Optimal Shard Strategy for High Search Load with Elasticsearch Cluster

Hi,

I am working on optimizing an Elasticsearch cluster and am seeking advice on the best shard strategy. Here are the specifics of my setup:

  • Node Details: 4 data nodes running on AWS r6g.large instances, with 3 master nodes
  • Index: Single index containing 7 million documents
  • Current Shard Configuration: number_of_shards: 2, number_of_replicas: 1
  • Workload Characteristics: Predominantly search-heavy, with peak search requests reaching up to 100 req/s. During peak times, the average CPU usage on our data nodes reaches 70%.

Given these parameters, I am exploring how to adjust the number of primary and replica shards to better manage the search workload and reduce the impact on node performance.

I would appreciate any insights or recommendations on how to configure my shard setup to ensure optimal performance and scalability.

Thank you in advance for your help!

What is the size of your index? Which version of Elasticsearch are you using? What type of queries are you using?

  • size index: 3GB
  • version of Elasticsearch: 7.10
  • type of query: all of our queries are like below (simple query including text match)

We use ngram (min-gram: 2, max-gram: 3) to tokenize text fields because they include Japanese words.

{
    "query": {
        "bool": {
            "filter": [
                { "term": { "some_flag": true } },
                {
                    "bool": {
                        "should": [
                            {
                                "multi_match": {
                                    "query": "some word",
                                    "fields": ["text_a", "text_b", "text_c"]
                                }
                            },
                            {
                                "match_phrase": {
                                    "text_d": "some word"
                                }
                            }
                        ]
                    }
                }
            ]
        }
    },
    "size": 100,
    "from": 0,
    "sort": {
        "updated_at": "desc"
    }
}

It looks like the complete index is small enough to fully fit within the page cache, assuming you do not have a lot of other data in the cluster as well.

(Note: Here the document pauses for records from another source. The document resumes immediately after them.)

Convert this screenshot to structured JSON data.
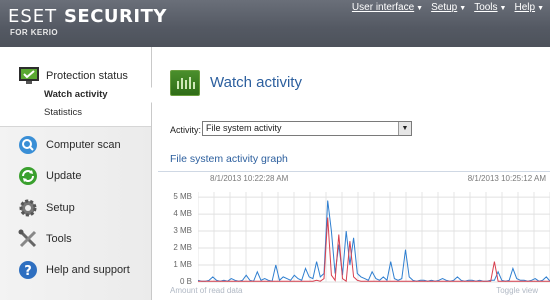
{
  "app": {
    "brand_eset": "ESET",
    "brand_security": "SECURITY",
    "brand_sub": "FOR KERIO"
  },
  "topmenu": [
    {
      "label": "User interface"
    },
    {
      "label": "Setup"
    },
    {
      "label": "Tools"
    },
    {
      "label": "Help"
    }
  ],
  "sidebar": {
    "protection_status": "Protection status",
    "watch_activity": "Watch activity",
    "statistics": "Statistics",
    "computer_scan": "Computer scan",
    "update": "Update",
    "setup": "Setup",
    "tools": "Tools",
    "help": "Help and support"
  },
  "main": {
    "title": "Watch activity",
    "activity_label": "Activity:",
    "activity_value": "File system activity",
    "graph_title": "File system activity graph",
    "date_left": "8/1/2013 10:22:28 AM",
    "date_right": "8/1/2013 10:25:12 AM",
    "legend_text": "Amount of read data",
    "toggle_view": "Toggle view"
  },
  "colors": {
    "accent": "#2c5f9e",
    "read_series": "#2f7fd0",
    "write_series": "#d8404f",
    "header": "#545963"
  },
  "chart_data": {
    "type": "line",
    "x_start": "8/1/2013 10:22:28 AM",
    "x_end": "8/1/2013 10:25:12 AM",
    "yticks": [
      "5 MB",
      "4 MB",
      "3 MB",
      "2 MB",
      "1 MB",
      "0 B"
    ],
    "ylim": [
      0,
      5.3
    ],
    "y_unit": "MB",
    "grid": true,
    "series": [
      {
        "values": [
          0.1,
          0.05,
          0.05,
          0.1,
          0.3,
          0.1,
          0.05,
          0.1,
          0.05,
          0.2,
          0.1,
          0.05,
          0.1,
          0.4,
          0.1,
          0.05,
          0.6,
          0.1,
          0.2,
          0.1,
          0.05,
          1.0,
          0.1,
          0.3,
          0.2,
          0.1,
          0.4,
          0.2,
          0.1,
          0.8,
          0.3,
          0.2,
          1.2,
          0.3,
          0.5,
          4.8,
          3.0,
          0.5,
          2.2,
          0.4,
          3.0,
          1.0,
          2.6,
          0.5,
          0.3,
          0.2,
          0.1,
          0.6,
          0.2,
          0.1,
          0.3,
          0.1,
          1.2,
          0.2,
          0.1,
          0.2,
          1.9,
          0.3,
          0.1,
          0.05,
          0.1,
          0.1,
          0.05,
          0.1,
          0.05,
          0.1,
          0.2,
          0.1,
          0.05,
          0.1,
          0.3,
          0.1,
          0.05,
          0.1,
          0.1,
          0.05,
          0.1,
          0.05,
          0.05,
          0.1,
          0.1,
          0.6,
          0.1,
          0.05,
          0.1,
          0.8,
          0.2,
          0.1,
          0.1,
          0.05,
          0.1,
          0.2,
          0.05,
          0.1,
          0.3,
          0.05
        ]
      },
      {
        "values": [
          0.05,
          0.05,
          0.05,
          0.05,
          0.05,
          0.05,
          0.05,
          0.05,
          0.05,
          0.05,
          0.05,
          0.05,
          0.05,
          0.05,
          0.05,
          0.05,
          0.05,
          0.05,
          0.05,
          0.05,
          0.05,
          0.05,
          0.05,
          0.05,
          0.05,
          0.05,
          0.05,
          0.05,
          0.05,
          0.05,
          0.05,
          0.05,
          0.1,
          0.05,
          0.2,
          3.8,
          0.4,
          0.1,
          2.8,
          0.2,
          0.05,
          2.4,
          0.3,
          0.1,
          0.05,
          0.05,
          0.05,
          0.05,
          0.05,
          0.05,
          0.05,
          0.05,
          0.05,
          0.05,
          0.05,
          0.05,
          0.05,
          0.05,
          0.05,
          0.05,
          0.05,
          0.05,
          0.05,
          0.05,
          0.05,
          0.05,
          0.05,
          0.05,
          0.05,
          0.05,
          0.05,
          0.05,
          0.05,
          0.05,
          0.05,
          0.05,
          0.05,
          0.05,
          0.05,
          0.05,
          1.2,
          0.05,
          0.05,
          0.05,
          0.05,
          0.05,
          0.05,
          0.05,
          0.05,
          0.05,
          0.05,
          0.05,
          0.05,
          0.05,
          0.05,
          0.05
        ]
      }
    ]
  }
}
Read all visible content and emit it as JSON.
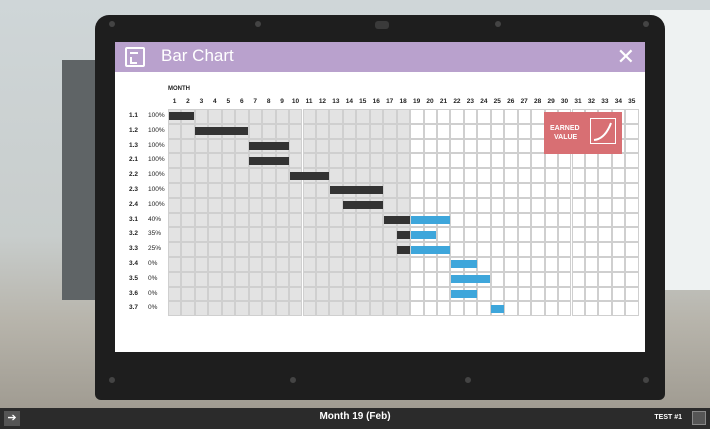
{
  "window": {
    "title": "Bar Chart",
    "close_glyph": "✕"
  },
  "chart": {
    "month_label": "MONTH",
    "months": [
      "1",
      "2",
      "3",
      "4",
      "5",
      "6",
      "7",
      "8",
      "9",
      "10",
      "11",
      "12",
      "13",
      "14",
      "15",
      "16",
      "17",
      "18",
      "19",
      "20",
      "21",
      "22",
      "23",
      "24",
      "25",
      "26",
      "27",
      "28",
      "29",
      "30",
      "31",
      "32",
      "33",
      "34",
      "35"
    ],
    "current_month": 19,
    "colors": {
      "completed": "#333333",
      "planned": "#3ea6db",
      "past_shade": "#e3e3e3"
    }
  },
  "chart_data": {
    "type": "gantt",
    "tasks": [
      {
        "id": "1.1",
        "percent": "100%",
        "completed": [
          1,
          2
        ],
        "planned": []
      },
      {
        "id": "1.2",
        "percent": "100%",
        "completed": [
          3,
          6
        ],
        "planned": []
      },
      {
        "id": "1.3",
        "percent": "100%",
        "completed": [
          7,
          9
        ],
        "planned": []
      },
      {
        "id": "2.1",
        "percent": "100%",
        "completed": [
          7,
          9
        ],
        "planned": []
      },
      {
        "id": "2.2",
        "percent": "100%",
        "completed": [
          10,
          12
        ],
        "planned": []
      },
      {
        "id": "2.3",
        "percent": "100%",
        "completed": [
          13,
          16
        ],
        "planned": []
      },
      {
        "id": "2.4",
        "percent": "100%",
        "completed": [
          14,
          16
        ],
        "planned": []
      },
      {
        "id": "3.1",
        "percent": "40%",
        "completed": [
          17,
          18
        ],
        "planned": [
          19,
          21
        ]
      },
      {
        "id": "3.2",
        "percent": "35%",
        "completed": [
          18,
          18
        ],
        "planned": [
          19,
          20
        ]
      },
      {
        "id": "3.3",
        "percent": "25%",
        "completed": [
          18,
          18
        ],
        "planned": [
          19,
          21
        ]
      },
      {
        "id": "3.4",
        "percent": "0%",
        "completed": [],
        "planned": [
          22,
          23
        ]
      },
      {
        "id": "3.5",
        "percent": "0%",
        "completed": [],
        "planned": [
          22,
          24
        ]
      },
      {
        "id": "3.6",
        "percent": "0%",
        "completed": [],
        "planned": [
          22,
          23
        ]
      },
      {
        "id": "3.7",
        "percent": "0%",
        "completed": [],
        "planned": [
          25,
          25
        ]
      }
    ]
  },
  "earned_value": {
    "line1": "EARNED",
    "line2": "VALUE"
  },
  "footer": {
    "status": "Month 19 (Feb)",
    "test": "TEST #1",
    "nav_glyph": "➔"
  }
}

I would therefore recommend changing to a single primary shard and configure 3 replica shards so all nodes hold a full copy of the index in a single shard. If the page cache is unable to hold the full shard I would try reducing the heap size below the recommended 50%. This way each node can serve each request and there is les coordination overhead.

There has been a lot of performance improvement with respect to performance in Elasticsearch version 8.x, so I would recommend you upgrade to the latest version.

1 Like

Thank you!

If I change to a single primary shard and configure 3 replica shards, I think only one data node can handle indexing requests. Wouldn't this cause an imbalance in CPU load? In our cluster, while it's not very frequent, there is always running processes to index user data.

All nodes perform indexing into the shards they hold so the node holding the primary may do a bit more work but I would not expect a big difference. I would recommend you test it to find out.

1 Like

Thanks for the info.

Does "all nodes perform indexing into the shards they hold" mean that because replica shards do the job of replicating documents from the primary shard, the CPU load does not become too unbalanced?

I'll try testing it out to see what actually happens.

Although we store the original data in an RDB, I'm also a bit concerned about the risk of the data node with the only one primary shard going down.

If the node with the primary shard goes down one of the replica shards will be promoted to primary so that is not an issue.

1 Like